DoorDash sued by DC Attorney General over allegedly misusing worker tips
DoorDash is being sued by DC Attorney General Karl Racine over allegedly deceiving customers with a controversial tipping policy.
The complaint is drawing renewed attention to a since-changed DoorDash policy where a customer’s tip could be put toward covering the base pay for that customer’s delivery person instead of as an above-and-beyond payment as tips are typically intended.
According to the complaint, the practice was in place from July 2017 until at least September 2019, during which customers in DC alone paid “millions of dollars in tips that were used to subsidize DoorDash’s payments to Dashers,” as the company refers to its delivery people. The lawsuit seeks to recover that money and impose civil penalties.
“This practice was deceptive, as any reasonable consumer would have expected that the amount they chose to tip would increase a worker’s pay and be provided to workers on top of DoorDash’s promised payment,” the complaint, released by the Office of the Attorney General, alleges.
The Office of the Attorney General opened an investigation of DoorDash’s tipping practices in March 2019, according to the complaint. After mounting backlash to its policy, DoorDash announced changes to how workers would be compensated in late August.
In a statement, a DoorDash spokesperson said, “We strongly disagree with and are disappointed by the action taken today.”
“Transparency is of paramount importance, which is why we publicly disclosed how our previous pay model worked in communications specifically created for Dashers, consumers, and the general public starting in 2017,” the company said. “We believe the assertions made in the complaint are without merit and we look forward to responding to them through the legal process.”
At the time of the policy change, CEO Tony Xu said, “we initially resisted change even in the face of public pressure because we built our model in direct response to feedback from Dashers.” The company said it would increase a minimum base pay for delivery workers from $1 to $2, with the potential to be as much as $10, depending on the estimated “duration, distance, and desirability” of a delivery job.

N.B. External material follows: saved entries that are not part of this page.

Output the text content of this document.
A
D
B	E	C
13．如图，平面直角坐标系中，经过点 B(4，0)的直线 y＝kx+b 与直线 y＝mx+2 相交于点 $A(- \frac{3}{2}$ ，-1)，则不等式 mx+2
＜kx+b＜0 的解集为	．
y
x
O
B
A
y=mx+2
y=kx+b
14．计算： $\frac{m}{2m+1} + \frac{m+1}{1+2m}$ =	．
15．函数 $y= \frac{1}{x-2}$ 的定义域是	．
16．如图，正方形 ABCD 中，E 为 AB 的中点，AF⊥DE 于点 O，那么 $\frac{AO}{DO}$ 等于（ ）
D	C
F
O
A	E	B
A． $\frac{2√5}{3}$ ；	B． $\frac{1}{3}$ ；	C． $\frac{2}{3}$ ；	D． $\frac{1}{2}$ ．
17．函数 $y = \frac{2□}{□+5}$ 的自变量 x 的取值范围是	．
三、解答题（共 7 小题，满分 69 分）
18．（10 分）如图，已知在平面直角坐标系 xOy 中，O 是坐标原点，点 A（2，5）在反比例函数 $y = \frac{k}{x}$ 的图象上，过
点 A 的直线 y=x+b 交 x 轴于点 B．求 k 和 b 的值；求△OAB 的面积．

The company also said all tips will be added on top of that base pay.
Last week, DoorDash released an analysis of the new pay model, but a workers’ rights group, for one, wasn’t satisfied with it.
The analysis, conducted by economic research and consulting firm Beacon Economics for DoorDash, found that the average earnings for DoorDash workers were $18.54 an hour in October, after the new pay model rolled out, up from $17.24 in August, the last month of the old model. It also said that the amount DoorDash contributed to workers’ pay went up 12.5% on average during the time frame, but it did not break that amount out, or disclose how much customer tips contribute to overall earnings for workers.
Max Rettig, DoorDash’s senior counsel and head of policy, told CNN Business last week that the company released the average earnings stat (which incorporates tips and doesn’t account for worker expenses) because it is “the number we’ve always publicly reported.”
In response to the analysis, Seattle-based workers’ rights organization Working Washington — which called out DoorDash’s tipping policy in February — alleged that the analysis fell short of being transparent and came out with one of its own. Using DoorDash’s average hourly pay, the organization said, workers earn about $7.17 per hour after expenses, up from $6.29 per hour before the change.